Myricanol represses renal fibrosis by activating TFAM and ZNRF1 to inhibit tubular epithelial cells ferroptosis

Background: Mitochondrial dysfunction induces Ferroptosis in renal tubular epithelial cells (TECs). Studies have shown that myricanol maintains muscle cell function by enhancing mitochondrial energy metabolism.

Hypothesis: Myricanol delays renal fibrosis by maintaining mitochondrial integrity and inhibiting Ferroptosis in TECs.
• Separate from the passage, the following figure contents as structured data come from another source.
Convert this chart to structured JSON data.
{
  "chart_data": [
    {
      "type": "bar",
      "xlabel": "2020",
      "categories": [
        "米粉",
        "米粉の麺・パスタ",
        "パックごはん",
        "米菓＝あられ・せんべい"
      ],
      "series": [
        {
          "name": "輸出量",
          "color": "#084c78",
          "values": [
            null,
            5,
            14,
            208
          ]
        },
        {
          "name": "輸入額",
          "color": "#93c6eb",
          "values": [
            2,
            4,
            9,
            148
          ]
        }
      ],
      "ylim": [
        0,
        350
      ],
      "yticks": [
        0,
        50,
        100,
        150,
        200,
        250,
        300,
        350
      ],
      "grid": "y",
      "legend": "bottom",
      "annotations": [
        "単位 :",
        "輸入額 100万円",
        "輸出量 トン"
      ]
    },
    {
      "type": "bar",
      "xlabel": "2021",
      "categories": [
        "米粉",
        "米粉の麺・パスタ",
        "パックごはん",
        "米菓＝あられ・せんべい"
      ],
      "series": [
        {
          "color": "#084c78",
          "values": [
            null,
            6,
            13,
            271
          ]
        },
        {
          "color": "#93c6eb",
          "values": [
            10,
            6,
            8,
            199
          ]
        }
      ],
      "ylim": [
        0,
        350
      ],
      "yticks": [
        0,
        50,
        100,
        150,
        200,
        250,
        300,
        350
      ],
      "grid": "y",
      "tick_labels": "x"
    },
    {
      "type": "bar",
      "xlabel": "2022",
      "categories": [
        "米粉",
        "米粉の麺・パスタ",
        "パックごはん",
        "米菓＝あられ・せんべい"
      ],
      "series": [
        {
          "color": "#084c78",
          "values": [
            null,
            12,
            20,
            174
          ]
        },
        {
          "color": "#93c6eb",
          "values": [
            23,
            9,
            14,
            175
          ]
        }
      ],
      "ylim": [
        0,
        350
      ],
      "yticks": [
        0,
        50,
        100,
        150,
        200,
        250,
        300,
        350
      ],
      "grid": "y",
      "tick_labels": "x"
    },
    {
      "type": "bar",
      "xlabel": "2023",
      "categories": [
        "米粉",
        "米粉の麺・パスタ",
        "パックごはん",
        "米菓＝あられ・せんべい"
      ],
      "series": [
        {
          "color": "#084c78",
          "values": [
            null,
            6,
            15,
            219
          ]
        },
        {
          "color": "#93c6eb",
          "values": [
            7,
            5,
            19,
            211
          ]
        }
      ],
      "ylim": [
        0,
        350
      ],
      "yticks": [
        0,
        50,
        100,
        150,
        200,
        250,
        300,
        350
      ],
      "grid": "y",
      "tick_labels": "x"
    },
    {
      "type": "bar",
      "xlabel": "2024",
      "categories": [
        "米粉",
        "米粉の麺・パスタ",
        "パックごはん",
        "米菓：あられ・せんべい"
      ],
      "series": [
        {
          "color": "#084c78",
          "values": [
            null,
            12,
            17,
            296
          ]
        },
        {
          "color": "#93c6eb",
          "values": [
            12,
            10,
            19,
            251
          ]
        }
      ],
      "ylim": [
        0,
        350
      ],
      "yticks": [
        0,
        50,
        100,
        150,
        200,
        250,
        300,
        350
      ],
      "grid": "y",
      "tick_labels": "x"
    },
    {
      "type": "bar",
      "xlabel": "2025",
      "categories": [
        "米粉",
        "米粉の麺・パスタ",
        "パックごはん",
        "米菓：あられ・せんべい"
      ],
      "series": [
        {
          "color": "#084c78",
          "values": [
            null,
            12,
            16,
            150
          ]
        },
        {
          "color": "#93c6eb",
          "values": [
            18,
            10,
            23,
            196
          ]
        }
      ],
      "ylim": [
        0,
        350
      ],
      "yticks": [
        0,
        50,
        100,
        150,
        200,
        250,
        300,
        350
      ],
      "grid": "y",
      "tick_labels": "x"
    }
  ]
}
Methods: Mice kidney lacking mitochondrial transcription factor A (TFAM), blood specimens, or pathological sections of renal tissue from patients with renal failure were used to explore the relationship between mitochondrial and renal functions. Erastin induced-TECs Ferroptosis was used to study the potential mechanism by which TFAM regulates renal fibrosis. Chronic kidney disease (CKD) mice were utilized to explore the anti-fibrotic effects of myricanol.

Results: The number of mitochondria and TFAM expression were decreased in human blood samples and pathological sections. Renal TFAM-deficient mice exhibited abnormalities in renal function, including Ferroptosis and fibrosis. Ferrostatin-1 significantly inhibited renal fibrosis by preventing TECs Ferroptosis. Transcriptional Sequencing results indicated that zinc and ring finger 1 (ZNRF1) were important downstream genes of TFAM that regulate Ferroptosis. We demonstrated that TFAM deficiency and Ferroptosis, which destroyed interaction between ZNRF1 and the iron transport-related protein lipocalin-2 (LCN2), but myricanol clould reverse this effect. Overexpression of ZNRF1 efficiently maintained mitochondrial integrity and inhibited renal fibrosis. Myricanol ameliorated transforming growth factor β1-induced mitochondrial impairment. We firstly confirmed that myricanol efficiently improved renal function and suppresses fibrosis in CKD mice.

Conclusions: Myricanol efficiently inhibit fibrosis through activating TFAM to stimulate the interaction between ZNRF1 and LCN2.

Ferroptosis; LCN2; Myricanol; Renal fibrosis; TFAM; ZNRF1.